Decompose splits compound questions into sub-queries. This strategy works when users ask multi-part questions like "How do I install it and what are the system requirements?" Each sub-query retrieves different relevant chunks.

Hybrid Search

No single retrieval method works for all queries. Dense retrieval excels at semantic similarity ("neural network best practices") but struggles with exact identifiers ("model v2.3.1"). Sparse methods like BM25 excel at exact term matches but miss synonyms.

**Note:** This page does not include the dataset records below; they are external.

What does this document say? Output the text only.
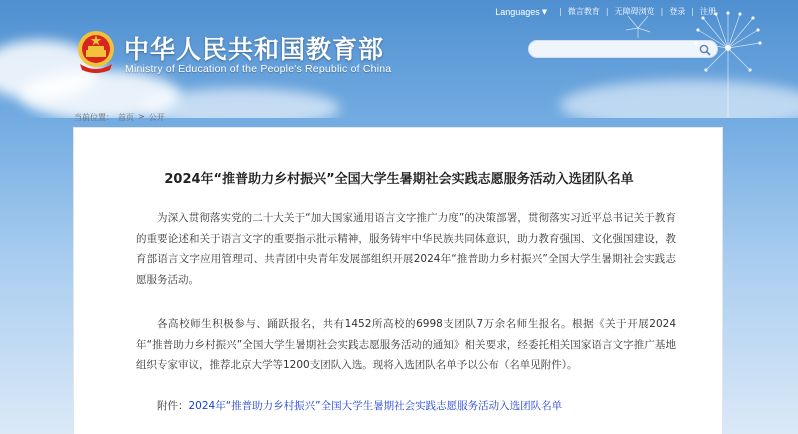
中华人民共和国教育部
Ministry of Education of the People's Republic of China
Languages ▼ | 微言教育 | 无障碍浏览 | 登录 | 注册
当前位置： 首页 > 公开
2024年“推普助力乡村振兴”全国大学生暑期社会实践志愿服务活动入选团队名单

为深入贯彻落实党的二十大关于“加大国家通用语言文字推广力度”的决策部署，贯彻落实习近平总书记关于教育的重要论述和关于语言文字的重要指示批示精神，服务铸牢中华民族共同体意识，助力教育强国、文化强国建设，教育部语言文字应用管理司、共青团中央青年发展部组织开展2024年“推普助力乡村振兴”全国大学生暑期社会实践志愿服务活动。

各高校师生积极参与、踊跃报名，共有1452所高校的6998支团队7万余名师生报名。根据《关于开展2024年“推普助力乡村振兴”全国大学生暑期社会实践志愿服务活动的通知》相关要求，经委托相关国家语言文字推广基地组织专家审议，推荐北京大学等1200支团队入选。现将入选团队名单予以公布（名单见附件）。

附件：2024年“推普助力乡村振兴”全国大学生暑期社会实践志愿服务活动入选团队名单
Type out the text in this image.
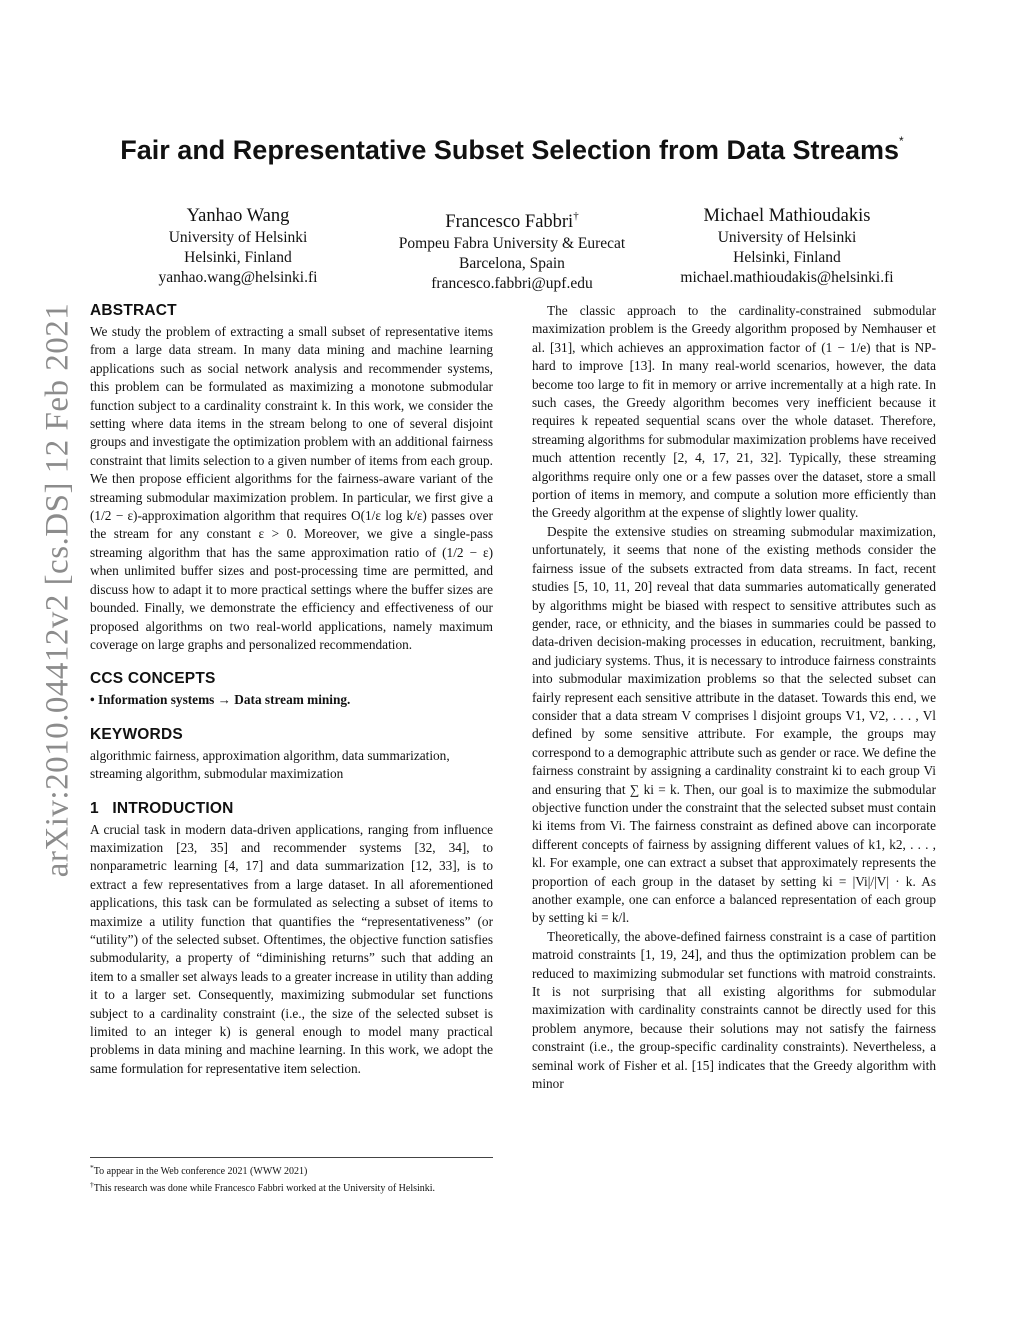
arXiv:2010.04412v2 [cs.DS] 12 Feb 2021
Fair and Representative Subset Selection from Data Streams*
Yanhao Wang
University of Helsinki
Helsinki, Finland
yanhao.wang@helsinki.fi
Francesco Fabbri†
Pompeu Fabra University & Eurecat
Barcelona, Spain
francesco.fabbri@upf.edu
Michael Mathioudakis
University of Helsinki
Helsinki, Finland
michael.mathioudakis@helsinki.fi
ABSTRACT

We study the problem of extracting a small subset of representative items from a large data stream. In many data mining and machine learning applications such as social network analysis and recommender systems, this problem can be formulated as maximizing a monotone submodular function subject to a cardinality constraint k. In this work, we consider the setting where data items in the stream belong to one of several disjoint groups and investigate the optimization problem with an additional fairness constraint that limits selection to a given number of items from each group. We then propose efficient algorithms for the fairness-aware variant of the streaming submodular maximization problem. In particular, we first give a (1/2 − ε)-approximation algorithm that requires O(1/ε log k/ε) passes over the stream for any constant ε > 0. Moreover, we give a single-pass streaming algorithm that has the same approximation ratio of (1/2 − ε) when unlimited buffer sizes and post-processing time are permitted, and discuss how to adapt it to more practical settings where the buffer sizes are bounded. Finally, we demonstrate the efficiency and effectiveness of our proposed algorithms on two real-world applications, namely maximum coverage on large graphs and personalized recommendation.

CCS CONCEPTS

• Information systems → Data stream mining.

KEYWORDS

algorithmic fairness, approximation algorithm, data summarization, streaming algorithm, submodular maximization

1   INTRODUCTION

A crucial task in modern data-driven applications, ranging from influence maximization [23, 35] and recommender systems [32, 34], to nonparametric learning [4, 17] and data summarization [12, 33], is to extract a few representatives from a large dataset. In all aforementioned applications, this task can be formulated as selecting a subset of items to maximize a utility function that quantifies the “representativeness” (or “utility”) of the selected subset. Oftentimes, the objective function satisfies submodularity, a property of “diminishing returns” such that adding an item to a smaller set always leads to a greater increase in utility than adding it to a larger set. Consequently, maximizing submodular set functions subject to a cardinality constraint (i.e., the size of the selected subset is limited to an integer k) is general enough to model many practical problems in data mining and machine learning. In this work, we adopt the same formulation for representative item selection.

The classic approach to the cardinality-constrained submodular maximization problem is the Greedy algorithm proposed by Nemhauser et al. [31], which achieves an approximation factor of (1 − 1/e) that is NP-hard to improve [13]. In many real-world scenarios, however, the data become too large to fit in memory or arrive incrementally at a high rate. In such cases, the Greedy algorithm becomes very inefficient because it requires k repeated sequential scans over the whole dataset. Therefore, streaming algorithms for submodular maximization problems have received much attention recently [2, 4, 17, 21, 32]. Typically, these streaming algorithms require only one or a few passes over the dataset, store a small portion of items in memory, and compute a solution more efficiently than the Greedy algorithm at the expense of slightly lower quality.

Despite the extensive studies on streaming submodular maximization, unfortunately, it seems that none of the existing methods consider the fairness issue of the subsets extracted from data streams. In fact, recent studies [5, 10, 11, 20] reveal that data summaries automatically generated by algorithms might be biased with respect to sensitive attributes such as gender, race, or ethnicity, and the biases in summaries could be passed to data-driven decision-making processes in education, recruitment, banking, and judiciary systems. Thus, it is necessary to introduce fairness constraints into submodular maximization problems so that the selected subset can fairly represent each sensitive attribute in the dataset. Towards this end, we consider that a data stream V comprises l disjoint groups V1, V2, . . . , Vl defined by some sensitive attribute. For example, the groups may correspond to a demographic attribute such as gender or race. We define the fairness constraint by assigning a cardinality constraint ki to each group Vi and ensuring that ∑ ki = k. Then, our goal is to maximize the submodular objective function under the constraint that the selected subset must contain ki items from Vi. The fairness constraint as defined above can incorporate different concepts of fairness by assigning different values of k1, k2, . . . , kl. For example, one can extract a subset that approximately represents the proportion of each group in the dataset by setting ki = |Vi|/|V| · k. As another example, one can enforce a balanced representation of each group by setting ki = k/l.

Theoretically, the above-defined fairness constraint is a case of partition matroid constraints [1, 19, 24], and thus the optimization problem can be reduced to maximizing submodular set functions with matroid constraints. It is not surprising that all existing algorithms for submodular maximization with cardinality constraints cannot be directly used for this problem anymore, because their solutions may not satisfy the fairness constraint (i.e., the group-specific cardinality constraints). Nevertheless, a seminal work of Fisher et al. [15] indicates that the Greedy algorithm with minor

*To appear in the Web conference 2021 (WWW 2021)
†This research was done while Francesco Fabbri worked at the University of Helsinki.
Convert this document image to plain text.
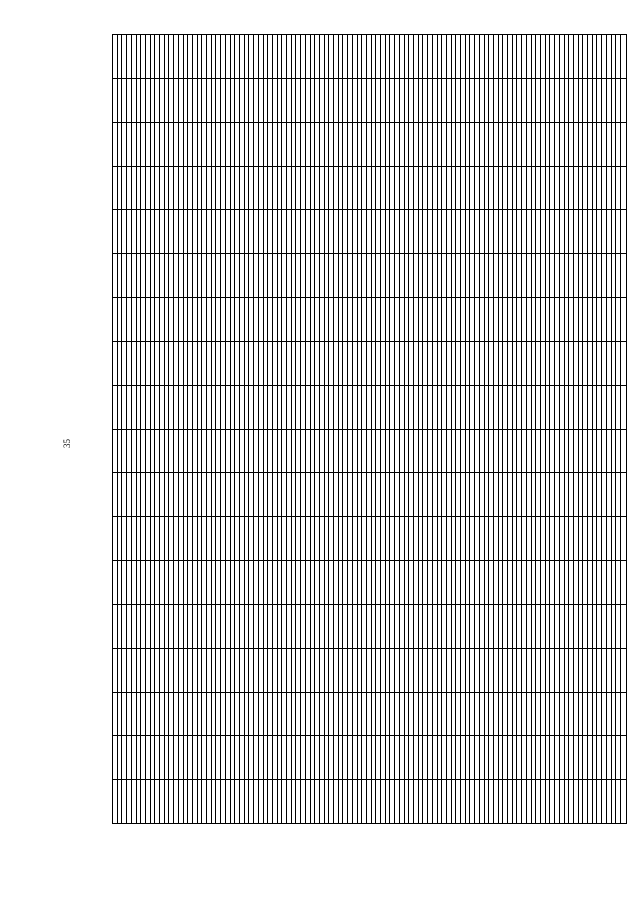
35
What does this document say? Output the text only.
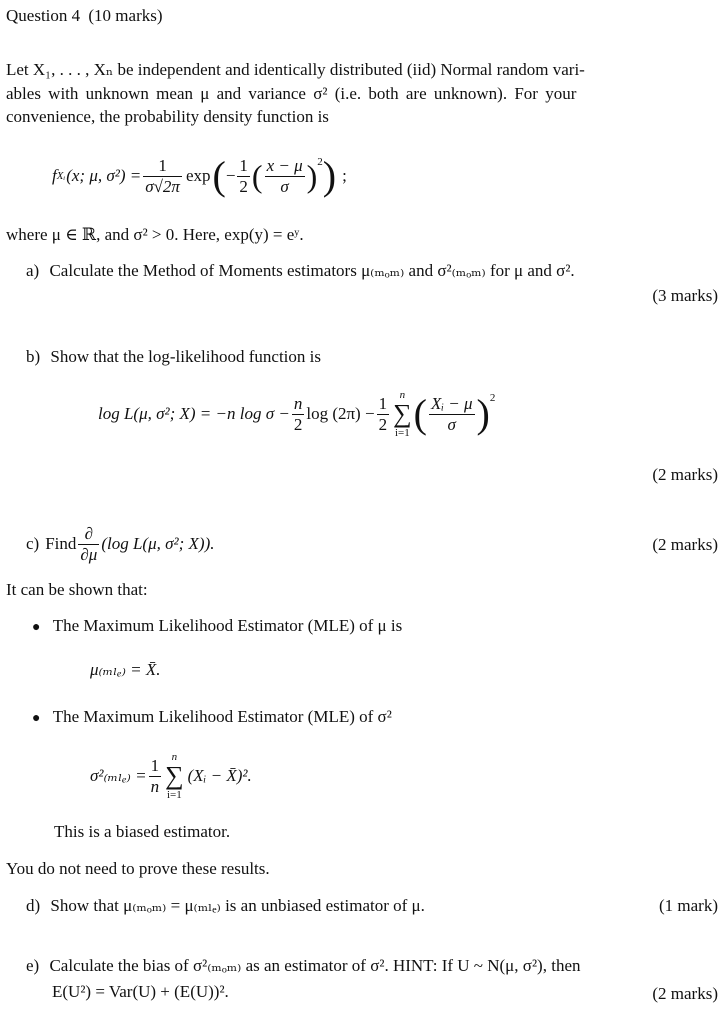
Question 4 (10 marks)
Let X₁, . . . , Xₙ be independent and identically distributed (iid) Normal random vari-
ables with unknown mean μ and variance σ² (i.e. both are unknown). For your
convenience, the probability density function is
f Xᵢ (x; μ, $\sigma^2) = \frac{1}{\sigma√2\pi}$ exp ( − $\frac{1}{2}$ ( $\frac{x - \mu}{\sigma} )^2$ ) ;
where μ ∈ ℝ, and σ² > 0. Here, exp(y) = eʸ.
a) Calculate the Method of Moments estimators μ₍ₘₒₘ₎ and σ²₍ₘₒₘ₎ for μ and σ².
(3 marks)
b) Show that the log-likelihood function is
log L(μ, σ²; X) = −n $\log \sigma - \frac{n}{2}$ $\log (2\pi) - \frac{1}{2}$ n
∑
i=1 ( $\frac{\text{Xᵢ − μ}}{\sigma} )^2$
(2 marks)
c) Find $\frac{\partial}{\partial\mu} (\log$ L(μ, σ²; X)).	(2 marks)
It can be shown that:
● The Maximum Likelihood Estimator (MLE) of μ is
μ₍ₘₗₑ₎ = X̄.
● The Maximum Likelihood Estimator (MLE) of σ²
$\sigma^2_{(mle)} = \frac{1}{n}$ n
∑
i=1
(Xᵢ − X̄)².
This is a biased estimator.
You do not need to prove these results.
d) Show that μ₍ₘₒₘ₎ = μ₍ₘₗₑ₎ is an unbiased estimator of μ.	(1 mark)
e) Calculate the bias of σ²₍ₘₒₘ₎ as an estimator of σ². HINT: If U ~ N(μ, σ²), then
E(U²) = Var(U) + (E(U))².	(2 marks)
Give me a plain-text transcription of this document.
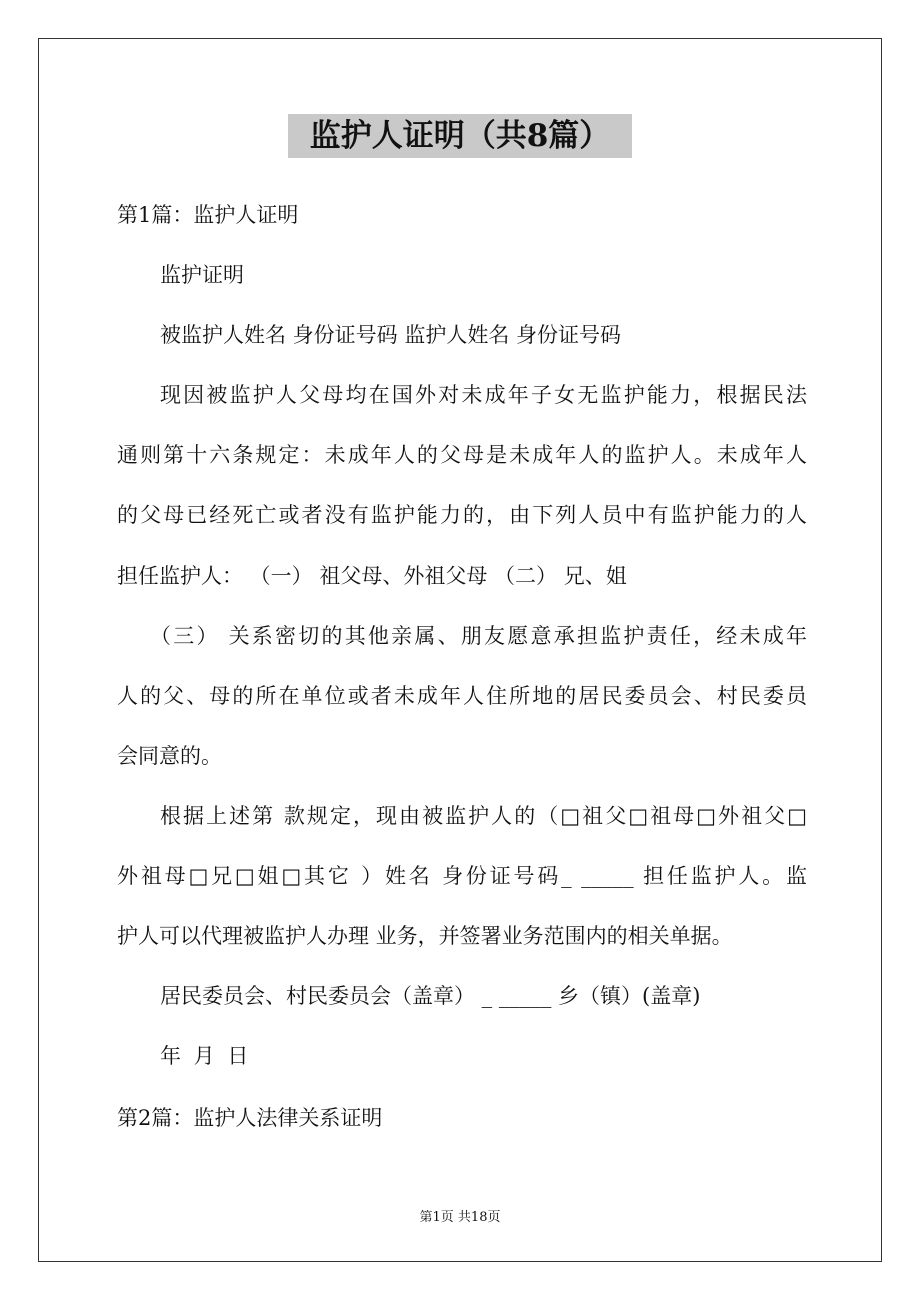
监护人证明（共8篇）
第1篇：监护人证明
监护证明
被监护人姓名 身份证号码 监护人姓名 身份证号码
现因被监护人父母均在国外对未成年子女无监护能力，根据民法
通则第十六条规定：未成年人的父母是未成年人的监护人。未成年人
的父母已经死亡或者没有监护能力的，由下列人员中有监护能力的人
担任监护人： （一） 祖父母、外祖父母 （二） 兄、姐
（三） 关系密切的其他亲属、朋友愿意承担监护责任，经未成年
人的父、母的所在单位或者未成年人住所地的居民委员会、村民委员
会同意的。
根据上述第 款规定，现由被监护人的（□祖父□祖母□外祖父□
外祖母□兄□姐□其它 ）姓名 身份证号码_ _____ 担任监护人。监
护人可以代理被监护人办理 业务，并签署业务范围内的相关单据。
居民委员会、村民委员会（盖章） _ _____ 乡（镇）(盖章)
年 月 日
第2篇：监护人法律关系证明
第1页 共18页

Hybrid search combines dense and sparse scores:

from your_rag_library import HybridRetriever

retriever = HybridRetriever(
    dense_weight=0.6,  # 60% semantic similarity
    sparse_weight=0.4  # 40% keyword match
)

results = retriever.search(
    query="python async await",
    top_k=10,
    alpha=0.5  # Balance between dense (1.0) and sparse (0.0)
)

Setting alpha=0.7 favors semantic matching. Setting alpha=0.3 favors exact keyword matching. Tune this based on your document structure. Technical documentation with version numbers benefits from lower alpha values.

Reranking

First-stage retrieval optimizes for speed and recall. Reranking optimizes for precision. A cross-encoder reranker takes query-document pairs and outputs relevance scores:

from sentence_transformers import CrossEncoder

reranker = CrossEncoder("cross-encoder/ms-marco-MiniLM-L-6-v2")

# First stage: fast vector search
initial_results = vector_store.search(query, top_k=50)

# Second stage: precise reranking  
reranked = reranker.rank(query, initial_results)
# Returns: List of chunks sorted by true relevance

Reranking introduces 100-300ms latency. Use it as a second stage when latency allows. For streaming responses, rerank asynchronously and display initial results while awaiting reranked results.

When to Use Each Strategy

Three-stage retrieval works best for production systems:

Initial fast retrieval: Return top 50-100 results using vector search
Rerank: Reduce to top 10-20 using cross-encoder
Return: Present top 5-10 to generation model

This is computationally expensive but produces significantly better answers for complex queries.